The Mark encourages and recognises organisations that pay the right amount of corporation tax. Billionaires who name their airlines after the tax havens they live in ought not to qualify. Co-operatives currently lead the list of those proud to do their bit, with SSE, Lush, Timpsons and Unity Trust Bank all up there.
Now’s a good time to look at becoming a Living Wage employer. Paying a living wage – addressing the real cost of basic living – promotes both employee engagement and productivity but also public respect. It also saves the taxpayer money by reducing the cost of benefits whilst employers should take pride in keeping their staff out of poverty. If we’re to pull together then companies should follow the 6,000 businesses, including many well-known names, that are leading the way.
There’s a lot of evidence that during the coronavirus era scrutiny of employer behaviour is heightened and poor behaviour condemned, even punished. The Scottish hotel that sacked all its staff, turfing them out of their homes, was forced to recant. Some banks and other large companies are withholding dividend payments, at least until the long term position is more clear; although this doesn’t help pension providers dependant on dividend income the cautious approach is right. Premier League football clubs, owned by millionaires employing other millionaires on the pitch and minimum wage staff off it, have revoked decisions to ask the taxpayer to fund their furlough schemes whilst the players themselves are contributing in a big and collective way to NHS charities. As Wayne Rooney says, ‘at least we pay our tax’ – are Formula 1 listening?
We need to go further. The Chancellor has made eye-watering sums available to help business through this crisis and kept the administration to a minimum (on paper, at least). But some who don’t deserve support, who are fit to weather the storm but choose to spend their money in self-serving ways, should be excluded. EasyJet are using their £600M bail out to fund its boss’ £60M salary and a £174M dividend payment, and Tesco are doing something similar; this is not on. Any company still paying excessive dividends, boosting their share price though buyback schemes and paying ginormous salaries and bonuses are attracting attention and opprobrium like never before. Why not say that any company that pays its top staff more than 40 times what it pays the lowest (roughly £8M compared to £20,000) will get no Government help?

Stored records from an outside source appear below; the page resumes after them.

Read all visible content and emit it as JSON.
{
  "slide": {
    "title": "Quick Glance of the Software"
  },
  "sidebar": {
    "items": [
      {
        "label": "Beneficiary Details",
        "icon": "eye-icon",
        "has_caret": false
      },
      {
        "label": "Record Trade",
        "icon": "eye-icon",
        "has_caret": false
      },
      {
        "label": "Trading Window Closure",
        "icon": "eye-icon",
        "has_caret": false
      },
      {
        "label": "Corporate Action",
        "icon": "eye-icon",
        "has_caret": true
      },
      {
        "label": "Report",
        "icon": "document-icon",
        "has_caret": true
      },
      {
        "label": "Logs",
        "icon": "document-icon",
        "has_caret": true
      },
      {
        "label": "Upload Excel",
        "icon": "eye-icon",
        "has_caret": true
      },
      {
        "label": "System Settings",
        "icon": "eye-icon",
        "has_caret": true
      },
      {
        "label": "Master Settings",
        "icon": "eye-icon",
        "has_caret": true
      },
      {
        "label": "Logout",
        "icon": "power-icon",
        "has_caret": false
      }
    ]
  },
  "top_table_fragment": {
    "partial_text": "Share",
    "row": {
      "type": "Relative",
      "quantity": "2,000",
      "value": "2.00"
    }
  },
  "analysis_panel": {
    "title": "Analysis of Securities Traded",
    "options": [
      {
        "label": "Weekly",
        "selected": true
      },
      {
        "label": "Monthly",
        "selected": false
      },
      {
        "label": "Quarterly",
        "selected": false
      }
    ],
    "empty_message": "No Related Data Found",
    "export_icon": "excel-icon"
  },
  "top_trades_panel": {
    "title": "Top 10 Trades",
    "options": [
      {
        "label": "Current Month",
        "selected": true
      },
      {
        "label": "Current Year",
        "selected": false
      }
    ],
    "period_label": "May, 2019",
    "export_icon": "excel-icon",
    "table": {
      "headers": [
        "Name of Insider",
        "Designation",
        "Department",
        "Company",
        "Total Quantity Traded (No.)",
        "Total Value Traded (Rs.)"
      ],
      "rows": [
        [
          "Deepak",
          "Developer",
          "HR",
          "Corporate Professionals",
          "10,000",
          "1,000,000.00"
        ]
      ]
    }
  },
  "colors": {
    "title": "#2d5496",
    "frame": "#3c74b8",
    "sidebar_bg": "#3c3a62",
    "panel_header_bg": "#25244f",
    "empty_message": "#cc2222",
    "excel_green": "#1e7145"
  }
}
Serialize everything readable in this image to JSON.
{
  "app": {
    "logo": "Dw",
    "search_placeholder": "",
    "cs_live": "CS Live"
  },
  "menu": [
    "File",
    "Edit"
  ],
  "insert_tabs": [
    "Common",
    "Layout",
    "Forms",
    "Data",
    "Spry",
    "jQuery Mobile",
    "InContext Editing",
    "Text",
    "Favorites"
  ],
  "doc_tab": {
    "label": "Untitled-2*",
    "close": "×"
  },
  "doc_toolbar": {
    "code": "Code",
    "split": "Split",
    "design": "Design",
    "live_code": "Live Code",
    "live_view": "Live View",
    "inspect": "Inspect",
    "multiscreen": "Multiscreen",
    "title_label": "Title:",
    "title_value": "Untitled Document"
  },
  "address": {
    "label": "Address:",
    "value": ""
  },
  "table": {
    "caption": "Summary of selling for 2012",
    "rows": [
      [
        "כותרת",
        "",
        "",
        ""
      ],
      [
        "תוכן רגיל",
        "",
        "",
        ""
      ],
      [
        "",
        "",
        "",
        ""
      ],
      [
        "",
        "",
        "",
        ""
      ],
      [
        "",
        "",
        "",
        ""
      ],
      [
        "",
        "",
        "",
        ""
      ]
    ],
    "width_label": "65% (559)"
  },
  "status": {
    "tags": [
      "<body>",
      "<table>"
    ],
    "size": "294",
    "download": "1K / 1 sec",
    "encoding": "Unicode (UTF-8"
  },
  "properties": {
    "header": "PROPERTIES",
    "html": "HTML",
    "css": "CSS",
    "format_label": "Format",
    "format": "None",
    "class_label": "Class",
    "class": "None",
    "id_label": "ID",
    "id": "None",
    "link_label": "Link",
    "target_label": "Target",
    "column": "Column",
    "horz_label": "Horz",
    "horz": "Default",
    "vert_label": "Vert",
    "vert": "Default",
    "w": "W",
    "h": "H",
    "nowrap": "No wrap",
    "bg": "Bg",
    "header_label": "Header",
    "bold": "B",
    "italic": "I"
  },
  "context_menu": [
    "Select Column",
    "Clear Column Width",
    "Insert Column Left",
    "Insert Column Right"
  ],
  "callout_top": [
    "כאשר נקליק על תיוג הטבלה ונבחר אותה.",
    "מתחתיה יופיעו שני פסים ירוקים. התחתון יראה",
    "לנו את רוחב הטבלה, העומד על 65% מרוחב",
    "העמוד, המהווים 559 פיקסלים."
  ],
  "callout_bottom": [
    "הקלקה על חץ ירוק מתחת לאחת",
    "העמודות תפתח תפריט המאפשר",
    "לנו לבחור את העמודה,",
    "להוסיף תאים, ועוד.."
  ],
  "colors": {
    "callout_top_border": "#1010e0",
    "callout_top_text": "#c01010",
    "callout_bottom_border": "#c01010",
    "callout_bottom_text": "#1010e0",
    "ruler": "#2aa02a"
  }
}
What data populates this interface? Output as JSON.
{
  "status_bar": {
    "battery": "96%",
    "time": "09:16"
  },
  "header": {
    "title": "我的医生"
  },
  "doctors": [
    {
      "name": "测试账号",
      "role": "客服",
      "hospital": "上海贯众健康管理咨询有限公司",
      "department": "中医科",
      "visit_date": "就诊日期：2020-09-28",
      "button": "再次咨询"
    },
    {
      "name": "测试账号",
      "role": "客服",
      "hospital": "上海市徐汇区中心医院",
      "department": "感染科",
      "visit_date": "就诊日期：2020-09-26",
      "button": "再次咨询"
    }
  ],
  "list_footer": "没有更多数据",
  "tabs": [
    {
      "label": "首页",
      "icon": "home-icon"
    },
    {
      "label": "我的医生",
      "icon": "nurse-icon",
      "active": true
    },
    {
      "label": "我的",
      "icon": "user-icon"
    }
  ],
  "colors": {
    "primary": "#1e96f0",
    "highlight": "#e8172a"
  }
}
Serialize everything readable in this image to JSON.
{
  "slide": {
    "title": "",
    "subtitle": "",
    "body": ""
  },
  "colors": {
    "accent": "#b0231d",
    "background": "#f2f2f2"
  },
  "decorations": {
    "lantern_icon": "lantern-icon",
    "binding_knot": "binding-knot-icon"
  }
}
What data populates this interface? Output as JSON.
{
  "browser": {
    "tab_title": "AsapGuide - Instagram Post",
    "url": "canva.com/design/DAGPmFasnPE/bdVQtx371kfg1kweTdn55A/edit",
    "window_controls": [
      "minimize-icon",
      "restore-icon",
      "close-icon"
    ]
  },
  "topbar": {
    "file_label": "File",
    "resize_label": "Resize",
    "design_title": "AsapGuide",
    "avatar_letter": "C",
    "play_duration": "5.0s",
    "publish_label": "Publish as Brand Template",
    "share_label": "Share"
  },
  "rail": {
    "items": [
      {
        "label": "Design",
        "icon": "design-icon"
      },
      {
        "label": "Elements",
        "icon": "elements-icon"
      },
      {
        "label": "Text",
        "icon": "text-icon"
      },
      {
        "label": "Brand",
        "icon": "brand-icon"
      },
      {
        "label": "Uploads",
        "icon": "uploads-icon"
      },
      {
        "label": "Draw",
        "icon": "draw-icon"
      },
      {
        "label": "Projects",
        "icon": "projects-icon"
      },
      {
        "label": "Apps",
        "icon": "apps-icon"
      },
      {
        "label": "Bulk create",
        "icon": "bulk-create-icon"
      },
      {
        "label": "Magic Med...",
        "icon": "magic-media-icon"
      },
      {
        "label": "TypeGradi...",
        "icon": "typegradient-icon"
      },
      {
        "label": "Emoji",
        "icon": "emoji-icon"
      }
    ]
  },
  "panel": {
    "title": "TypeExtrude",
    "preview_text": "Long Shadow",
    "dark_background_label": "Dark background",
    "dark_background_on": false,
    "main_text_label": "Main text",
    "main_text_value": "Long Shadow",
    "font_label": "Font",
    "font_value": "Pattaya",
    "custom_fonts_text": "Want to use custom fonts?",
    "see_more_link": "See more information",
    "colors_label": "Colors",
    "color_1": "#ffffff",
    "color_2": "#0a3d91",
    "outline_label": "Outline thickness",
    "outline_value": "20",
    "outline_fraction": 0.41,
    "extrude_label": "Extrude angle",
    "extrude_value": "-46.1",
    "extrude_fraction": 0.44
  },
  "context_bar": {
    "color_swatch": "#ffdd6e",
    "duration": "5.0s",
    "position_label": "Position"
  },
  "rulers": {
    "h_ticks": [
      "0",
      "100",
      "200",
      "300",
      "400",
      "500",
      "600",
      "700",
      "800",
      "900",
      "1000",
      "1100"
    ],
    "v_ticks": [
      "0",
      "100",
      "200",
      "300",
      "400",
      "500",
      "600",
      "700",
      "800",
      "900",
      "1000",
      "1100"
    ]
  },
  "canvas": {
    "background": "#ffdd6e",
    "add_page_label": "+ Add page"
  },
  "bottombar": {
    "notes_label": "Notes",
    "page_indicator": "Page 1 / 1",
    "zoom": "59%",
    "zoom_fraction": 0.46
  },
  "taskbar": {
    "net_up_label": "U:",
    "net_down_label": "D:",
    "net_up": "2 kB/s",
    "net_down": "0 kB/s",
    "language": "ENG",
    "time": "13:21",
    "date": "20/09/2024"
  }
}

Charities, meanwhile, are managing decline and even closure – at a time when they are most needed – despite a paltry gesture from the Treasury.
Everyone can see that the environment has benefited from the first month of freezing the economy: fresh air and birdsong bring that home to us. The measures needed to allow humanity, individually, collectively and corporately, to meet our Paris commitment of limiting climate change to 1.5 degrees suddenly don’t look so daunting compared to the obligations that the pandemic has brought.
What I have described is not a list of penalties, of prices we have to pay. It is a list of opportunities. You have to grasp opportunities while you can: such windows may not be this open forever.